ROUGH CUTS| Are they abjuring being Davaoeños?

HERE is the biggest joke of this election season. It is the warning issued to politicians regarding posting of their campaign paraphernalia on trees specifically those along public roads and highways.

     Of course the warning has legal basis. It is provided in Republic Act No. 3571. The said law prohibits “the cutting, destroying or injuring of planted or growing trees, flowering plants and shrubs or plants of scenic value along public roads, in plazas, parks, school premises or in any public ground.”

     The question now is what violation the posting of campaign materials come close to the prohibition?  Probably that would depend on how the campaign material is being posted. Say, if the election propaganda is nailed on the tree trunk, then that could qualify as within the prohibition of the law because that is “injuring” the tree. But what if the campaign poster is simply pasted or hung on branches? Is it injurious to the tree or shrubs? The question can be a good subject for debate. May be there is need for the Commission on Elections (COMELEC) to have it included as issue of discourse in the last presidential debate in April.

     Perhaps if the law has some specifics such as destroying the scenic view of flowering and ornamental shrubs then there is ready citation for violation by a candidate or his followers. And what is the penalty for violators of the law if one has the misfortune of being caught and prosecuted? Will the candidate be unseated from his position if he or she happens to get elected?  And if he or she is a loser will the candidate be made to suffer the penalty as provided in the law, assuming there is any?

     And how can the CENRO or the COMELEC for that matter ever trust the barangay captains to be responsible in implementing the law in their respective barangays? May be for the campaign materials of candidates the barangay executives are not supporting they will implement it to the letter. But for the campaign posters of the candidate or candidates the captains are backing we doubt if the barangay honchos would ever lift a finger.

     Of course we appreciate City Environment and Natural Resources Officer Engr. Eliza Madrazo for issuing the warning. At least she is trying to remind the politicians that there is such a law, though ambiguous is its provision insofar as posting of election campaign ads on trees is concerned.

     But if we have to reckon with the electorate’s experience in the last many elections trees were never spared from the hired hands of politicians who, without doubt, are given instructions by the politician’s strategists to place the campaign materials in areas or locations most conspicuous to the population.


     We were told by very reliable sources that some of the leaders of LP presidential standard bearer Mar Roxas in Davao City are people whose businesses have been affected by Mayor and now Presidential candidate Rodrigo Duterte’s 1 a.m. curfew order.

     Our sources however, are saying that the pro-Roxas Davaoeños are working very clandestinely for fear that their preference for a non-Davaoeño candidate for President is exposed to the mayor with whom some of their family members have worked with at one time or another.

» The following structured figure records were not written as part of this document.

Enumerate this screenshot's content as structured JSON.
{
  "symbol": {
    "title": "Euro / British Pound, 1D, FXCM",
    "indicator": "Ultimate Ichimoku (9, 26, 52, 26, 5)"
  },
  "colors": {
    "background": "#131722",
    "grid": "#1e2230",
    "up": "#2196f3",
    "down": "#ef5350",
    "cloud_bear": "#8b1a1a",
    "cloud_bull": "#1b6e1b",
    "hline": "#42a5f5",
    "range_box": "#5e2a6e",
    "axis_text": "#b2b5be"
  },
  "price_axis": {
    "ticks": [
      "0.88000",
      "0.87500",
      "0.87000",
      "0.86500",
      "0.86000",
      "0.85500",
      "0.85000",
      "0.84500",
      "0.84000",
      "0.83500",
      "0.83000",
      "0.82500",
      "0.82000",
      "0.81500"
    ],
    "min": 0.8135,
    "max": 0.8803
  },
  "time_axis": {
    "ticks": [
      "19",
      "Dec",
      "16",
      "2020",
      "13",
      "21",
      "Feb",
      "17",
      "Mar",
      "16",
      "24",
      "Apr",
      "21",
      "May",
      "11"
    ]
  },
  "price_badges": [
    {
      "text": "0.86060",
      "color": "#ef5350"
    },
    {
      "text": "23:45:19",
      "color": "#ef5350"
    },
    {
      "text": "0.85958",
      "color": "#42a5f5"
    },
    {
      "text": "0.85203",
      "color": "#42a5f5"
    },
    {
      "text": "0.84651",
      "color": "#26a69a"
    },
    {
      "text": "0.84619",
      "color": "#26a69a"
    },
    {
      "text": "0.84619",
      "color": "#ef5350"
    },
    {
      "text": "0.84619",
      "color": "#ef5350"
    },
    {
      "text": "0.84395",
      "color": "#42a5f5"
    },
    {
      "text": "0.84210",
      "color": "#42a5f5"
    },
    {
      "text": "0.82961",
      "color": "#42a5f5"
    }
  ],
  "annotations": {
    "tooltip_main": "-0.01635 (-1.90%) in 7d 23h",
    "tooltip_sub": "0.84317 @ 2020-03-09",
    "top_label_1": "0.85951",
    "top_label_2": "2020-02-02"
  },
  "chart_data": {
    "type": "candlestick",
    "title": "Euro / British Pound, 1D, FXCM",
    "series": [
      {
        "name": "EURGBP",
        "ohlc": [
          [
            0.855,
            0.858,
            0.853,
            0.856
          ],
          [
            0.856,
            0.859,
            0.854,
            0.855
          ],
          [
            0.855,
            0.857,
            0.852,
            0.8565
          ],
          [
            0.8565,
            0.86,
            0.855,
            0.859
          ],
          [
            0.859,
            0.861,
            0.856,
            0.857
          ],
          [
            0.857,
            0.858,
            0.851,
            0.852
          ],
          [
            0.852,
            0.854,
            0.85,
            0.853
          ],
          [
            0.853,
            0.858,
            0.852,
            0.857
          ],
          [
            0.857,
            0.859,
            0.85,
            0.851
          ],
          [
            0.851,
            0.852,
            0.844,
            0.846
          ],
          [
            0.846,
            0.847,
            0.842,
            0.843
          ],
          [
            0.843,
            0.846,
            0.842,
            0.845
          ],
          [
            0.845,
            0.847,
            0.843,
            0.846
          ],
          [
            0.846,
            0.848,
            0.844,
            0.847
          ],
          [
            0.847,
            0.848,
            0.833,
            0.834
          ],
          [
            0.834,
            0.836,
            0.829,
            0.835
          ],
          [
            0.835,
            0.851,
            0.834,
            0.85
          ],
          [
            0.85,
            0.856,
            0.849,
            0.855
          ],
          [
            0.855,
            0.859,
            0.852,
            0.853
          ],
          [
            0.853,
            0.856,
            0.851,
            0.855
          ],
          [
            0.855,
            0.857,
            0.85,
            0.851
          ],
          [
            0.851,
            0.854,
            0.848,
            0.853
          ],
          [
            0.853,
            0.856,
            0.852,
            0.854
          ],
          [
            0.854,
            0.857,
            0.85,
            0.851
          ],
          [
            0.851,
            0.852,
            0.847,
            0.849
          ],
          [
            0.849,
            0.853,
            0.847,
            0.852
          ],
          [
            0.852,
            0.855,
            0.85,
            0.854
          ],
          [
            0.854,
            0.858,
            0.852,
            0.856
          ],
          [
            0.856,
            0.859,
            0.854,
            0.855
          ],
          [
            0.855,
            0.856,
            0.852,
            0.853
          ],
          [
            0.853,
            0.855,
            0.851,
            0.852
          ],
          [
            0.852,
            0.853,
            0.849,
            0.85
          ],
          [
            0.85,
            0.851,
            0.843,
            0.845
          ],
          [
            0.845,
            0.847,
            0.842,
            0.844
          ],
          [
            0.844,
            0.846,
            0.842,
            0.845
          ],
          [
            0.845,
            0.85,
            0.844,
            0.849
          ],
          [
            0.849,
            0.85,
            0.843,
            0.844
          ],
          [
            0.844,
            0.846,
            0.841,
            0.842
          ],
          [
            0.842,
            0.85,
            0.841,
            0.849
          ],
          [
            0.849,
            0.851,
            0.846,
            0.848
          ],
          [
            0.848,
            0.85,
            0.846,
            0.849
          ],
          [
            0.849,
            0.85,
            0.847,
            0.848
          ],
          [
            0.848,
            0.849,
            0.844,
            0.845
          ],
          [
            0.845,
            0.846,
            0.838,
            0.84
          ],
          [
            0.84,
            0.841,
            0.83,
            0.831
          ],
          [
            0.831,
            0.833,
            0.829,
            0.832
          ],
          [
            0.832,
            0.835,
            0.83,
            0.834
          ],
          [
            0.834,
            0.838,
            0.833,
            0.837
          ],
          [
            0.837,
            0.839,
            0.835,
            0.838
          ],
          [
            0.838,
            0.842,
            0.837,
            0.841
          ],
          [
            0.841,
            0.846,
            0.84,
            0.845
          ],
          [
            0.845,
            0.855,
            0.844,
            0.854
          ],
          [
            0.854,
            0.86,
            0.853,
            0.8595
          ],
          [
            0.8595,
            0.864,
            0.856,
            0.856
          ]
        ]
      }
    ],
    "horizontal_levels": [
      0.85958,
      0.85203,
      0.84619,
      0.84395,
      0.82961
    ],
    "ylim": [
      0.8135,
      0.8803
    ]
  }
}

     But how effective can these silent Roxas supporters in mobilizing more adherents to the LP candidate when they could not even come out in the open?

     Our hunch is that these Roxas backer businessmen in Davao may only be effective in convincing their immediate family members and employees to go with them because they can always do some “intimidations” on their workers if they would not follow orders.

     Of course their businesses are not as labor intensive as banana plantations where the total number of employees voting for one can make a difference.  Thus, their number including those who they can easily convince to join them may not be considered significant.

     But for them to attempt to help derail an opportunity to have a Davaoeño become president of the Philippines is like having abjured being a Davaoeño.

     Knowing some of the businessmen personally we cannot help but raise our eyebrows considering that most of them are not really originally from Davao. Many of them are actually relocatees from other provinces. Some though came much earlier and were able to get a substantial share of the pie from the old Davao’s resources. The second and third generation of the families who are now rooting for Roxas are the ones born in Davao City.

     Perhaps, the success that their families gained in all the years that they have made Davao their second home should make them think if their present political position is the best decision they ever made. But if they really are abjuring having grown up here it is a totally different story.

     That is their right that Presidential candidate Duterte said he will fight to death for them to exercise it.